Any final things that you wish I’d have asked you?

Polchinski:

No.

Rickles:

What are you working on now? What students do you have now to finish off with?

Polchinski:

I’m actually very happy, because just last night, I think, with a post-doc, Pena Donase and two students, Itsa Hinesburg and James Sully, I’ve done something I’ve wanted to do for ten years, which is the following. In AdS/CFT, you have this ten dimensional theory holographically embedded in a four dimensional theory, so it means that you can have two particles on top of each other, or they think they’re on top of each other but they can’t really talk to each other because they’re secretly far apart. How this can happen we have some good pictures of, but it’s never been made precise how it can happen.
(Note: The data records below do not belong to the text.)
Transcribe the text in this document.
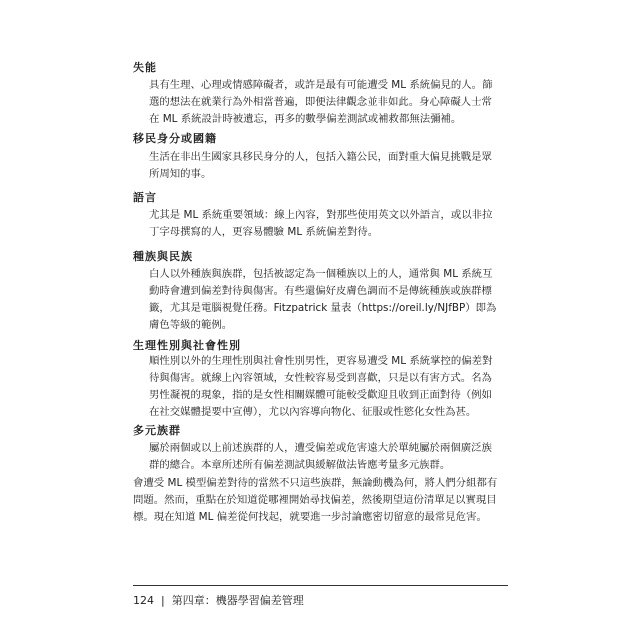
失能
具有生理、心理或情感障礙者，或許是最有可能遭受 ML 系統偏見的人。篩選的想法在就業行為外相當普遍，即便法律觀念並非如此。身心障礙人士常在 ML 系統設計時被遺忘，再多的數學偏差測試或補救都無法彌補。
移民身分或國籍
生活在非出生國家具移民身分的人，包括入籍公民，面對重大偏見挑戰是眾所周知的事。
語言
尤其是 ML 系統重要領域：線上內容，對那些使用英文以外語言，或以非拉丁字母撰寫的人，更容易體驗 ML 系統偏差對待。
種族與民族
白人以外種族與族群，包括被認定為一個種族以上的人，通常與 ML 系統互動時會遭到偏差對待與傷害。有些還偏好皮膚色調而不是傳統種族或族群標籤，尤其是電腦視覺任務。Fitzpatrick 量表（https://oreil.ly/NJfBP）即為膚色等級的範例。
生理性別與社會性別
順性別以外的生理性別與社會性別男性，更容易遭受 ML 系統掌控的偏差對待與傷害。就線上內容領域，女性較容易受到喜歡，只是以有害方式。名為男性凝視的現象，指的是女性相關媒體可能較受歡迎且收到正面對待（例如在社交媒體提要中宣傳），尤以內容導向物化、征服或性慾化女性為甚。
多元族群
屬於兩個或以上前述族群的人，遭受偏差或危害遠大於單純屬於兩個廣泛族群的總合。本章所述所有偏差測試與緩解做法皆應考量多元族群。
會遭受 ML 模型偏差對待的當然不只這些族群，無論動機為何，將人們分組都有問題。然而，重點在於知道從哪裡開始尋找偏差，然後期望這份清單足以實現目標。現在知道 ML 偏差從何找起，就要進一步討論應密切留意的最常見危害。
124 | 第四章：機器學習偏差管理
If you list the ways in which AdS/CFT duality has been tested, it’s really a very beautiful set of — I mean there’s very precise supersymmetric ones, there is symmetry breaking, there’s even experimental tests, numerical tests, high resolution… There’s a long set of tests, but there’s no direct test of this funny property that the theory really is holographic in the very strong sense that things can be on top of each other without talking to each other. It’s kind of technical, but one of the striking implications of AdS/CFT duality is that when the theory gets — Suppose you got some system, and you turn on some coupling constant very strong. You might think that the energies of all the states get very big because you have these strong interactions. In a supersymmetric theory, there will be some states which don’t get the energies because of supersymmetry, but all the other ones do. There has been a long-standing kind of conjecture, people haven’t thought about it so sharply, but I think it’s kind of sitting in the air, that the holographic property can in fact be derived from this other, more natural property that you have this big gap in the energy spectrum. It’s not real obvious how those to things would be connected, but what happens is when you do sums over complete sets of states in the quantum theory, you have a much, much smaller set of states to sum over, and so the theory is very highly constrained. So I’ve had a long-standing conjecture that in some sense that the reason for the holography is…or that you can derive the holography from this property of the spectrum. And I think just last night we’ve proven it in a very special case. I’m very happy because it’s something I’ve wanted to do for ten years.

Rickles:

Was this a genuinely collaborative kind of…?

Polchinski:

Oh yeah. Especially the post-doc Pena Donase had exactly the right set of tools to do this. If he weren’t here, we couldn’t have done that.

Rickles:

Why it’s good to collaborate.

Polchinski:

Yes. Being at the KITP, you have a lot of opportunity. One of the problems is that you can’t collaborate with everybody, so you have to kind of control the flow. Some of my best collaborations have been people who really at the start had a very different set of intuitions, so it took some time and effort to even get communication going. But once it got going, then we really had complimentary parts of the problem.

Rickles:

Like Einstein and Grossman — Grossman had exactly the right set of mathematical tools to complete the job. Okay, I think we can end there.